Points are generally sub-sampled to improve display and speed rendering. Sampling can be controlled using the Display panel on the left. 'Bag' plots show the distribution of all points similar to a one-dimensional box plot. The darker region represents 50% of cells. The lighter region represents all points except outliers.

Clusters are highlighted in different colors based on the filtering choices in the Query section in the left panel. Labels and other display features can be customized in the Display panel

If a row in the differentially expressed genes table, below, or one or more genes are entered by name in the Query panel to the left, then the selected genes' expression levels will be displayed in black (one row of t-SNE plots per gene) and the mean expression level for that gene in the subcluster is displayed by a color gradient or transparency, depending on settings.

Cluster scatter plot

Each point is the mean log normalized transcript count among all cells in the target and comparison clusters (or region). Large points meet the fold ratio and transcript amount criteria in the Clusters panel. Points are shaded according to their significance. Selected rows in the table of differentially expressed genes are displayed in green or red depending on whether they pass the criteria.

Filtered Table of Clusters

The table displays all matching clusters based on the filtering parameters set in the ',b('Query') panel on the left.

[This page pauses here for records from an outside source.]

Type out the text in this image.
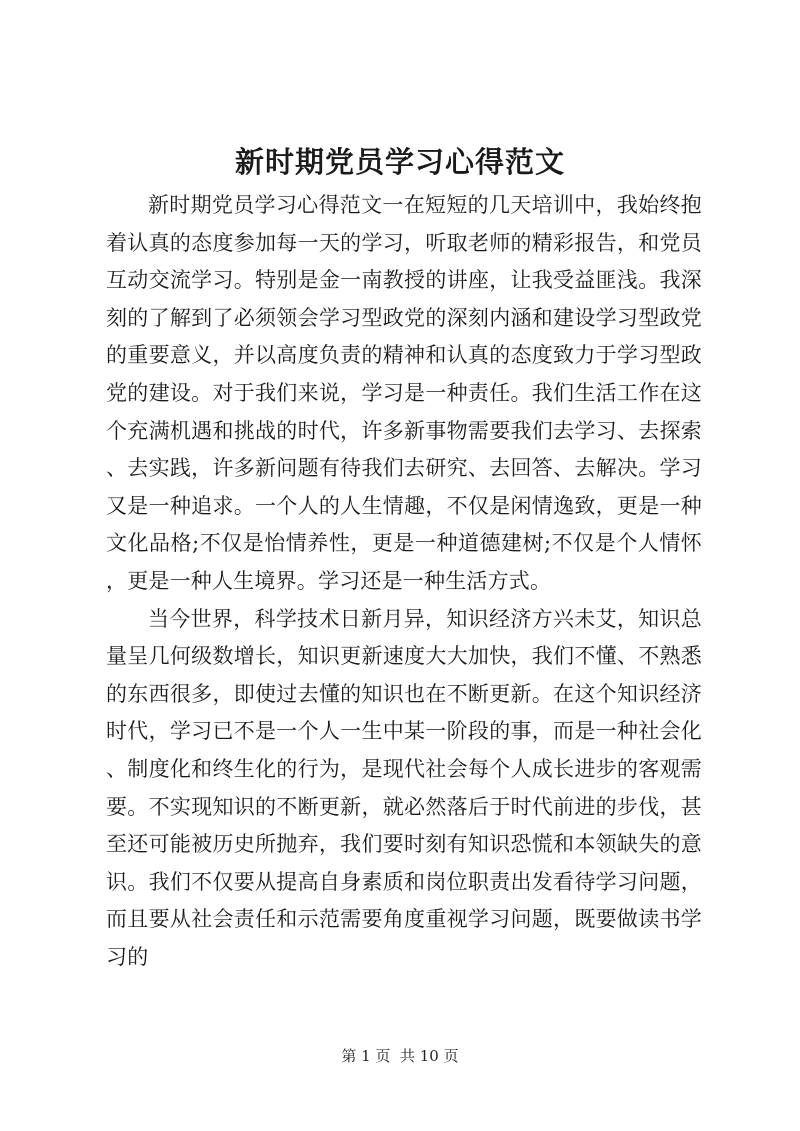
新时期党员学习心得范文

新时期党员学习心得范文一在短短的几天培训中，我始终抱着认真的态度参加每一天的学习，听取老师的精彩报告，和党员互动交流学习。特别是金一南教授的讲座，让我受益匪浅。我深刻的了解到了必须领会学习型政党的深刻内涵和建设学习型政党的重要意义，并以高度负责的精神和认真的态度致力于学习型政党的建设。对于我们来说，学习是一种责任。我们生活工作在这个充满机遇和挑战的时代，许多新事物需要我们去学习、去探索、去实践，许多新问题有待我们去研究、去回答、去解决。学习又是一种追求。一个人的人生情趣，不仅是闲情逸致，更是一种文化品格;不仅是怡情养性，更是一种道德建树;不仅是个人情怀，更是一种人生境界。学习还是一种生活方式。

当今世界，科学技术日新月异，知识经济方兴未艾，知识总量呈几何级数增长，知识更新速度大大加快，我们不懂、不熟悉的东西很多，即使过去懂的知识也在不断更新。在这个知识经济时代，学习已不是一个人一生中某一阶段的事，而是一种社会化、制度化和终生化的行为，是现代社会每个人成长进步的客观需要。不实现知识的不断更新，就必然落后于时代前进的步伐，甚至还可能被历史所抛弃，我们要时刻有知识恐慌和本领缺失的意识。我们不仅要从提高自身素质和岗位职责出发看待学习问题，而且要从社会责任和示范需要角度重视学习问题，既要做读书学习的

第 1 页  共 10 页
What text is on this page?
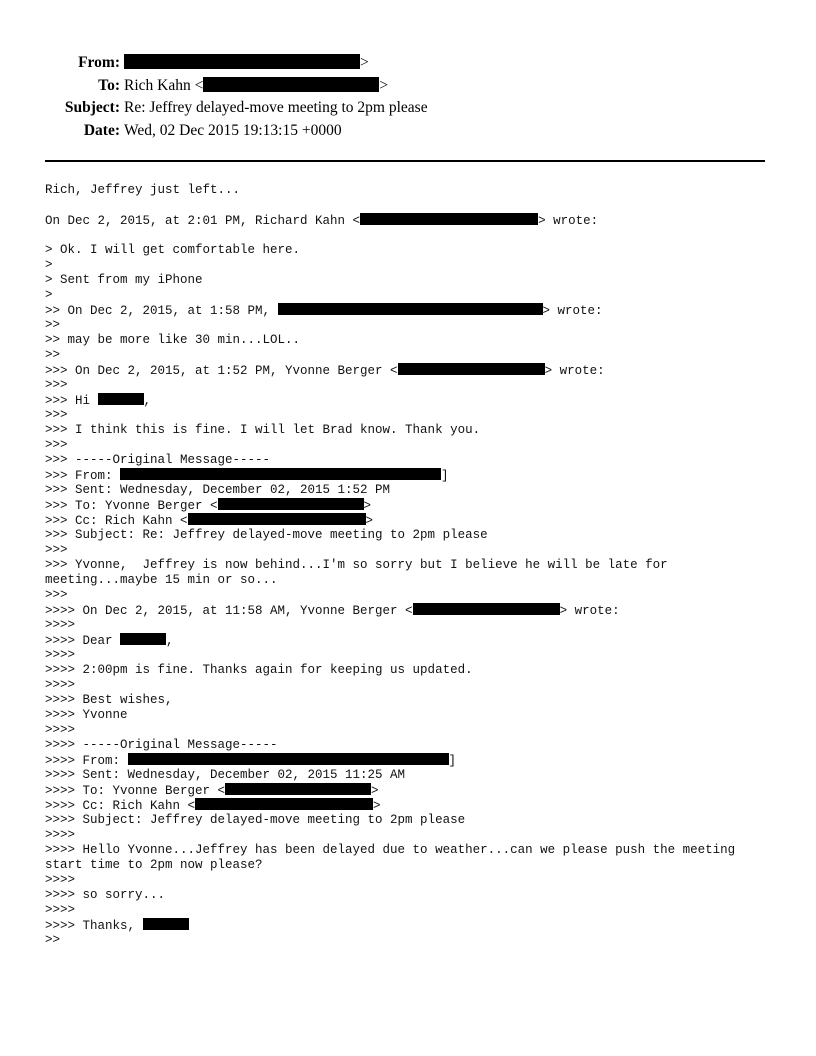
From:	>
To: Rich Kahn <	>
Subject: Re: Jeffrey delayed-move meeting to 2pm please
Date: Wed, 02 Dec 2015 19:13:15 +0000
Rich, Jeffrey just left...
On Dec 2, 2015, at 2:01 PM, Richard Kahn <	> wrote:
> Ok. I will get comfortable here.
>
> Sent from my iPhone
>
>> On Dec 2, 2015, at 1:58 PM,	> wrote:
>>
>> may be more like 30 min...LOL..
>>
>>> On Dec 2, 2015, at 1:52 PM, Yvonne Berger <	> wrote:
>>>
>>> Hi	,
>>>
>>> I think this is fine. I will let Brad know. Thank you.
>>>
>>> -----Original Message-----
>>> From:	]
>>> Sent: Wednesday, December 02, 2015 1:52 PM
>>> To: Yvonne Berger <	>
>>> Cc: Rich Kahn <	>
>>> Subject: Re: Jeffrey delayed-move meeting to 2pm please
>>>
>>> Yvonne,  Jeffrey is now behind...I'm so sorry but I believe he will be late for
meeting...maybe 15 min or so...
>>>
>>>> On Dec 2, 2015, at 11:58 AM, Yvonne Berger <	> wrote:
>>>>
>>>> Dear	,
>>>>
>>>> 2:00pm is fine. Thanks again for keeping us updated.
>>>>
>>>> Best wishes,
>>>> Yvonne
>>>>
>>>> -----Original Message-----
>>>> From:	]
>>>> Sent: Wednesday, December 02, 2015 11:25 AM
>>>> To: Yvonne Berger <	>
>>>> Cc: Rich Kahn <	>
>>>> Subject: Jeffrey delayed-move meeting to 2pm please
>>>>
>>>> Hello Yvonne...Jeffrey has been delayed due to weather...can we please push the meeting
start time to 2pm now please?
>>>>
>>>> so sorry...
>>>>
>>>> Thanks,
>>
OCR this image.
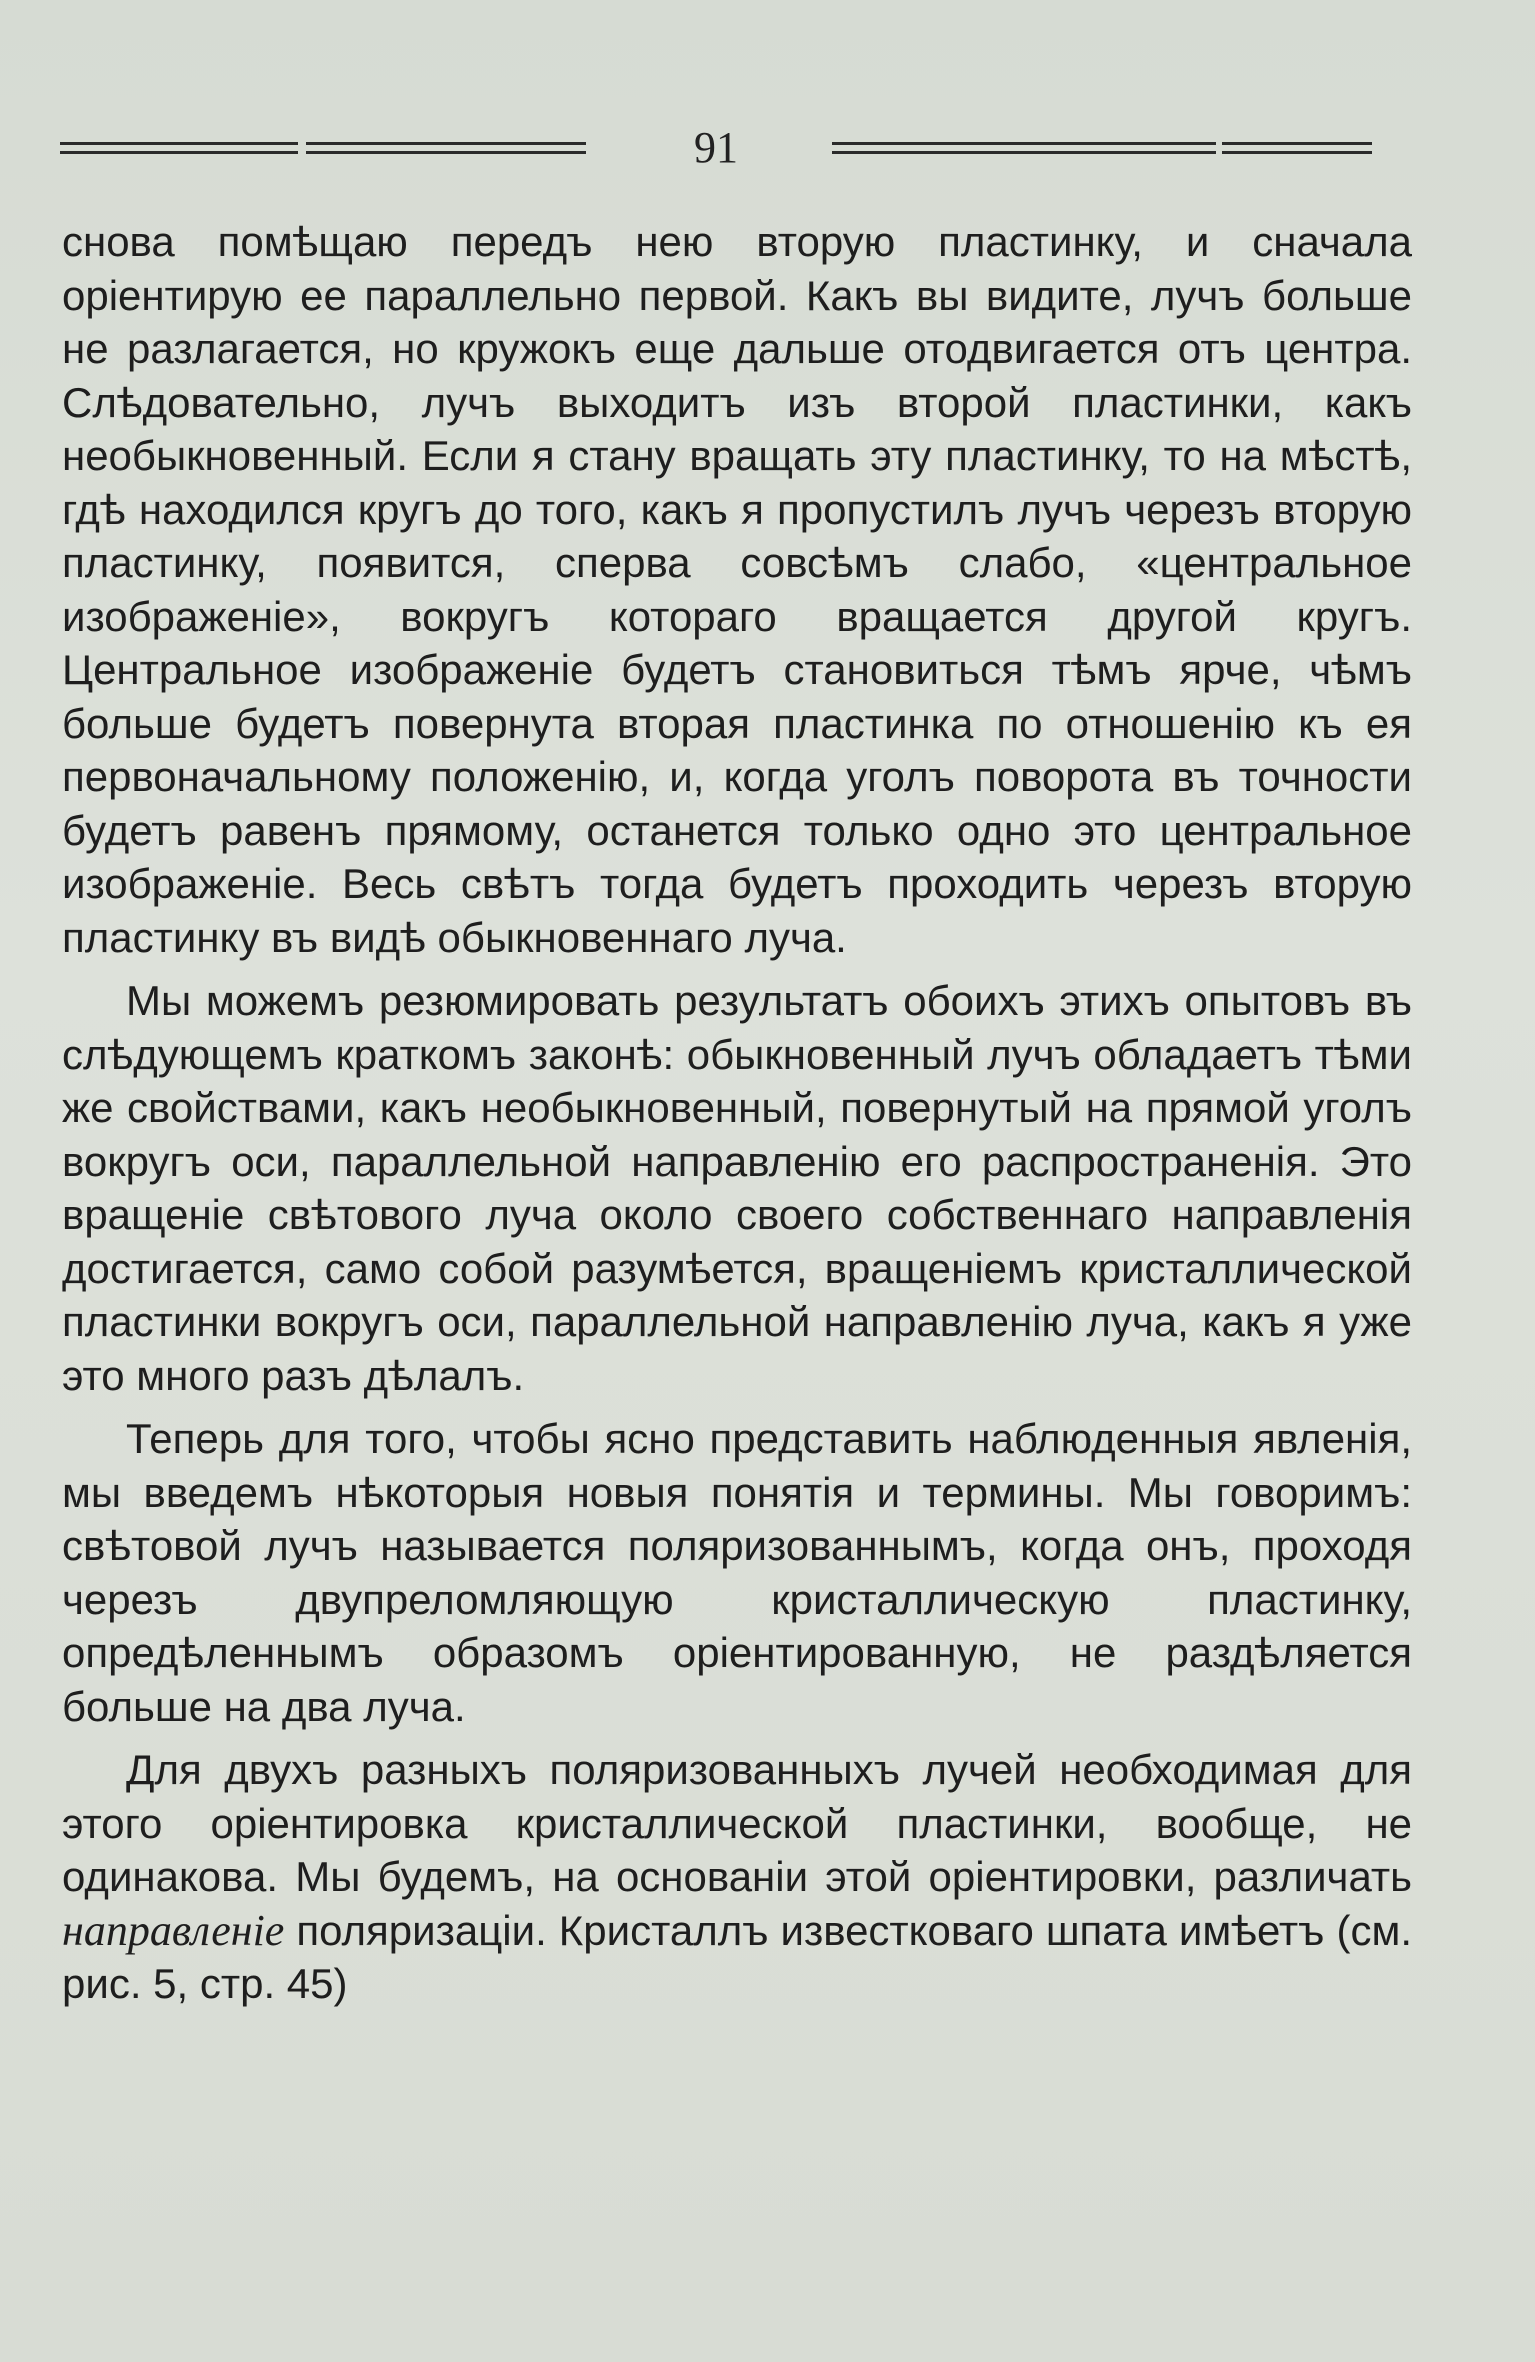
91

снова помѣщаю передъ нею вторую пластинку, и сначала оріентирую ее параллельно первой. Какъ вы видите, лучъ больше не разлагается, но кружокъ еще дальше отодвигается отъ центра. Слѣдовательно, лучъ выходитъ изъ второй пластинки, какъ необыкновенный. Если я стану вращать эту пластинку, то на мѣстѣ, гдѣ находился кругъ до того, какъ я пропустилъ лучъ черезъ вторую пластинку, появится, сперва совсѣмъ слабо, «центральное изображеніе», вокругъ котораго вращается другой кругъ. Центральное изображеніе будетъ становиться тѣмъ ярче, чѣмъ больше будетъ повернута вторая пластинка по отношенію къ ея первоначальному положенію, и, когда уголъ поворота въ точности будетъ равенъ прямому, останется только одно это центральное изображеніе. Весь свѣтъ тогда будетъ проходить черезъ вторую пластинку въ видѣ обыкновеннаго луча.

Мы можемъ резюмировать результатъ обоихъ этихъ опытовъ въ слѣдующемъ краткомъ законѣ: обыкновенный лучъ обладаетъ тѣми же свойствами, какъ необыкновенный, повернутый на прямой уголъ вокругъ оси, параллельной направленію его распространенія. Это вращеніе свѣтового луча около своего собственнаго направленія достигается, само собой разумѣется, вращеніемъ кристаллической пластинки вокругъ оси, параллельной направленію луча, какъ я уже это много разъ дѣлалъ.

Теперь для того, чтобы ясно представить наблюденныя явленія, мы введемъ нѣкоторыя новыя понятія и термины. Мы говоримъ: свѣтовой лучъ называется поляризованнымъ, когда онъ, проходя черезъ двупреломляющую кристаллическую пластинку, опредѣленнымъ образомъ оріентированную, не раздѣляется больше на два луча.

Для двухъ разныхъ поляризованныхъ лучей необходимая для этого оріентировка кристаллической пластинки, вообще, не одинакова. Мы будемъ, на основаніи этой оріентировки, различать направленіе поляризаціи. Кристаллъ известковаго шпата имѣетъ (см. рис. 5, стр. 45)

Other plots and display outputs are limited to the clusters listed here.


Differentially expressed genes in clusters

Select a 'target' cluster in the left Clusters panel to display those genes that are over-expressed in that cluster with respect to the remaining cells in the region or a chosen comparison cluster. Adjust filter criteria using the Clusters panel.

Any manually added genes are always displayed in the table and colored green if the expression criteria is met and colored red otherwise.

One or more rows can be selected to display gene expression in the t-SNE and scatter plots.

Subcluster Levels

The plot displays the relative expression of the selected gene(s) among subclusters. The error bars represent binomially distributed sampling noise given the number of cells in each subcluster; it does not represent heterogeneity in expression among cells within the subcluster. Only subclusters filtered in the Query panel are displayed. The plot is limited to only two entered genes. If more than two genes are chosen, then the display switches to a heatmap-like table.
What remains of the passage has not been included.